Figure 4. Cysteine protease activity in T. brucei subspecies.

(A) Lysates of T. b. gambiense (t) or T. b. brucei (Tbb) bloodstream-form parasites were prepared, and the protease activity of equal aliquots (equivalent to 3.3 μg/ml) was determined using Z-Phe-Arg-AMC as a substrate. Substrate hydrolysis was followed by continuous recording of increase in fluorescence, and the initial velocities (V₀) were calculated by linear regression of the hydrolysis curves. To discriminate the activity of papain-like cysteine proteases from other proteases (e.g., serine proteases), samples were incubated with 2 μM E-64 and the residual activity was measured. Cathepsin B– or cathepsin L–like activities were discriminated from each other by incubating the samples with 2 μM CA074 and 2 μM K11777 (to inhibit cathepsin B– and cathepsin L–like enzymes, respectively). (B) Conditioned medium of bloodstream-form trypanosomes. Both T. brucei subspecies described in A were washed in serum-free HMI-9 medium and incubated (2 × 10⁷ parasites/ml) for 1 hour at 37°C. Parasite-conditioned medium was prepared, and the protease activities of 200-μl aliquots were determined as described in A. (C) Lysates of bloodstream forms of T. b. gambiense, T. b. rhodesiense (Tbr), and T. b. brucei (equivalent to 2 × 10⁶ parasites) were incubated with 5 mM DTT and 20 μM APC336 for 30 minutes at room temperature, separated by SDS-PAGE, and transferred to nitrocellulose. The reactive bands were visualized after incubation with anti-biotin antibodies followed by addition of the substrates for chemiluminescence.

Figure 5. Secretion products of T. b. gambiense enhance transendothelial migration of bloodstream forms of T. b. brucei.

(A) Bloodstream forms of T. b. brucei parasites (10⁶) were incubated for 3 hours at 37°C with human BMECs on Transwell inserts in medium or T. b. gambiense conditioned medium with 10% FBS. The percentage of parasites ± SEM that crossed in control medium or T. b. gambiense–conditioned medium relative to the 10⁶ parasites added is shown. *P < 0.05. (B) T. b. gambiense–conditioned medium was also incubated with DMSO (0.25 %) and 10 μM CA074 or K11777 for 15 minutes at 37°C prior to addition to BMEC monolayers. Bloodstream forms of T. b. brucei parasites (2 × 10⁶) were incubated for 3 hours at 37°C with BMECs on Transwell inserts in T. b. gambiense–conditioned medium with 10% FBS. The relative percentage of parasites ± SEM that crossed in the presence of inhibitor relative to DMSO controls is shown. *P < 0.05.
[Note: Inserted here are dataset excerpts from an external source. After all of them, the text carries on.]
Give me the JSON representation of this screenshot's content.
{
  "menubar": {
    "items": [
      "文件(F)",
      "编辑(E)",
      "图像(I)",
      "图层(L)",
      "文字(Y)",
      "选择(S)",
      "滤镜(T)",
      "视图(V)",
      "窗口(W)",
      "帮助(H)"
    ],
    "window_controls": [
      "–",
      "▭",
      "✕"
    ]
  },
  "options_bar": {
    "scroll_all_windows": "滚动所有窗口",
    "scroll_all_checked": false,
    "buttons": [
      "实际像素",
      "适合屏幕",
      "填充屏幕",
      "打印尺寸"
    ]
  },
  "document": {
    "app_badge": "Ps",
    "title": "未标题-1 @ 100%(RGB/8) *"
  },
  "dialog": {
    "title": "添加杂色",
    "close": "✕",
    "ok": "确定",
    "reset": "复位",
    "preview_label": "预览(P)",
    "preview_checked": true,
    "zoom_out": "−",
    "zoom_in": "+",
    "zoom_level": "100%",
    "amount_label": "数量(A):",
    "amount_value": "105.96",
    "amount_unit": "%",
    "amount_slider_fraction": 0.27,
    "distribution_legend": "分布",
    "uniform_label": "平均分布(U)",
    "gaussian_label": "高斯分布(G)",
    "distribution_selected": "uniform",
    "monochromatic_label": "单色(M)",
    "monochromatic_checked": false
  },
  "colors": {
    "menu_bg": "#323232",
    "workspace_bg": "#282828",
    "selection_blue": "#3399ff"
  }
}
Figure 6. Cysteine proteases secreted by T. b. gambiense induce Ca²⁺ oscillations in human BMECs.

(A) Fura-2/AM–loaded BMECs were mounted on a microscope, and 25–40 regions of interest representing individual cells were selected. T. b. gambiense–conditioned medium (200 μl) was added to cells, and real-time fluorescent images were captured by alternating excitation at 340 and 380 nm. [Ca²⁺]_i changes were expressed as the 340:380 ratio. (B) K11777 (20 μM) was added to the Fura-2/AM–loaded endothelial cells prior to addition of conditioned medium (Tbg supernatant). ATP (1 μM) was added at the end of the recording as a positive control for human BMEC integrity. Unlabeled arrows indicate when a change to normal medium was made. Results are representative of 2 independent experiments.